March 13th, 2012
When I was in school and working as a photographer for the University of Washington Daily, the publisher (our adviser) introduced some of us to the communications department of the Everett School District.
We would shoot hand-rolled Tri-X film, process it in the Daily’s darkroom, make contact sheets on paper we bought, edit it, and submit for client review. Once the images were chosen, we’d scan the negatives and work the images in Photoshop. It was a great arrangement; given our experience we were reasonably paid, but what we learned was invaluable. It was an introduction to contracts and corporate communications, with a reliance on our growing journalistic skill.
Last year, I received an email from Karri Matau, one of the people from the Everett School District’s communications team. She now works for the Greater Everett Community Foundation. It’s a great job: give money away to partner non profits in Snohomish County, north of Seattle. (above: Inside a juvenile detention facility where the foundation supports an art program. They are my first client to use iPhone images in an annual report)
Reintroducing herself by email, she said:
“I googled you to see if you stayed in the field.
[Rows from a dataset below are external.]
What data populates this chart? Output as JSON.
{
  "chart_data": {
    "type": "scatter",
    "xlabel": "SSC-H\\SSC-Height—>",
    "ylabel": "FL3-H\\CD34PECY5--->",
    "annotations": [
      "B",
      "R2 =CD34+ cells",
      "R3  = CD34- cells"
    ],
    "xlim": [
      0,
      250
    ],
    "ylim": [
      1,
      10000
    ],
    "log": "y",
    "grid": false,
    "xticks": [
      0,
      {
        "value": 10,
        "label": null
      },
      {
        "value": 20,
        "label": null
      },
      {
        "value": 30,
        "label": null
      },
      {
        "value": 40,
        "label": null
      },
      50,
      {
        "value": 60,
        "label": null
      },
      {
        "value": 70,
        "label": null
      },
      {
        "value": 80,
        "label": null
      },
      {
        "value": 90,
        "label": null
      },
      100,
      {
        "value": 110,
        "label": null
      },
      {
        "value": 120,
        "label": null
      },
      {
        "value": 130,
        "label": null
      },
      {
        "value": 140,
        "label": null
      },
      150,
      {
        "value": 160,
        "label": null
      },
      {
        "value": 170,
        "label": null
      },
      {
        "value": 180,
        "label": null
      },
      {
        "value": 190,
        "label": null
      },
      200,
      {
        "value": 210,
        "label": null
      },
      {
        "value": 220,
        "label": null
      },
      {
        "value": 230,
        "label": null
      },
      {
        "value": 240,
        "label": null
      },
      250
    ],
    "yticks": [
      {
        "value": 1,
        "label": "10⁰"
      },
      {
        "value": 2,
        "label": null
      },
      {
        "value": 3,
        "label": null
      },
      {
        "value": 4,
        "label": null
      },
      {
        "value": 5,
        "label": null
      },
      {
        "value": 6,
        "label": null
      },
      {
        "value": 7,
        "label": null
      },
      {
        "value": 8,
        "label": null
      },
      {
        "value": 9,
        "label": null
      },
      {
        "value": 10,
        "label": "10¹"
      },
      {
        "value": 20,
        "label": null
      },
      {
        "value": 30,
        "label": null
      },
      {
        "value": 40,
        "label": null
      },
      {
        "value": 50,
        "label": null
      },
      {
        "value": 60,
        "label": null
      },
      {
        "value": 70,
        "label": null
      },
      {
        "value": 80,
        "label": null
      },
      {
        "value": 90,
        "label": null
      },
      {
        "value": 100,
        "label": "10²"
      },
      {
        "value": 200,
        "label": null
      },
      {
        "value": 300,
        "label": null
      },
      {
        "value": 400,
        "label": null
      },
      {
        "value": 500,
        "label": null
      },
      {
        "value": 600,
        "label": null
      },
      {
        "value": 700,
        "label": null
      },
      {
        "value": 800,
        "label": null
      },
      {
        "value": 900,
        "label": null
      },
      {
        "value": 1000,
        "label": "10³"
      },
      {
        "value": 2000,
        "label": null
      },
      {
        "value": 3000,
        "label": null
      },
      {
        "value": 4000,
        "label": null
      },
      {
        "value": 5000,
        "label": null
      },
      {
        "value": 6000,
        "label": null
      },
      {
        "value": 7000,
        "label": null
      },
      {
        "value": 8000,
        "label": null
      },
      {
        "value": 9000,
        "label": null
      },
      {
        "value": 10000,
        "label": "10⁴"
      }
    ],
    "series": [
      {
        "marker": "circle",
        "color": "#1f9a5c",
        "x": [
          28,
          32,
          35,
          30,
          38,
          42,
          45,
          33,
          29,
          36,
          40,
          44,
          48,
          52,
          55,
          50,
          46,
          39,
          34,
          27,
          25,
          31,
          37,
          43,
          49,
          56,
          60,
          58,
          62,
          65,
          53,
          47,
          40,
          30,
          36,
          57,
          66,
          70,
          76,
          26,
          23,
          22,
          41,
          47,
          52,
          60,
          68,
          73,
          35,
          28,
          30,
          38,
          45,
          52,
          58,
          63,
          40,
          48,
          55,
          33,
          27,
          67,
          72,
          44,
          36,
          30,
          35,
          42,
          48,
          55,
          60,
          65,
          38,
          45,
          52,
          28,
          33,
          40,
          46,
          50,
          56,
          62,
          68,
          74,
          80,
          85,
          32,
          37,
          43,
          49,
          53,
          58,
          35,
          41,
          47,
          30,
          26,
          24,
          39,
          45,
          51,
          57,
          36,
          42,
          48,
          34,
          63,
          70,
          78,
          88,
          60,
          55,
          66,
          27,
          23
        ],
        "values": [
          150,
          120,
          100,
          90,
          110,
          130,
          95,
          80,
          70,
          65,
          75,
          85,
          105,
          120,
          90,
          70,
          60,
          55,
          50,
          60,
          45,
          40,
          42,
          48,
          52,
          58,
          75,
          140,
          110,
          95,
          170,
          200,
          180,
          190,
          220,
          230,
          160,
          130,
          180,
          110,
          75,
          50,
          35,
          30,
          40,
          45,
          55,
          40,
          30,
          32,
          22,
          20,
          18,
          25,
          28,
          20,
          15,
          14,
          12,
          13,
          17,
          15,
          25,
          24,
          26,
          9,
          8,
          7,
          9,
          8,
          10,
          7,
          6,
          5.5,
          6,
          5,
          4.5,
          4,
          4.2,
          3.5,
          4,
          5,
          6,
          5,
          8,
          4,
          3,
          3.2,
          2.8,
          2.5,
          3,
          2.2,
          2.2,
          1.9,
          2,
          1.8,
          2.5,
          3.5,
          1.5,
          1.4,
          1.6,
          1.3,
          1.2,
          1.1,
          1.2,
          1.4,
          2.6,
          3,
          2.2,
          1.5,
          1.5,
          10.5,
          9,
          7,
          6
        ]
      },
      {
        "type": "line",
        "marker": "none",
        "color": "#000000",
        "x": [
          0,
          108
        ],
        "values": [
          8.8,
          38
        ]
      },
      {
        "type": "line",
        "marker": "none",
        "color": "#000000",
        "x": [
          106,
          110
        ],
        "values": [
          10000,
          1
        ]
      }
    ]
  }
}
I am breathless by your portfolio and work to date!!!”
“We have a story to tell and a need to help our community celebrate and rebuild hope for the future,” she continued. “Interested in helping do some photo shoots with our grantees to “capture” our story for our annual publication and for our breakfast celebration in Sept?”
“I have hired a lot of photographer for day shoots and I’m just not pleased with the lack of emotion and energy in the shots.”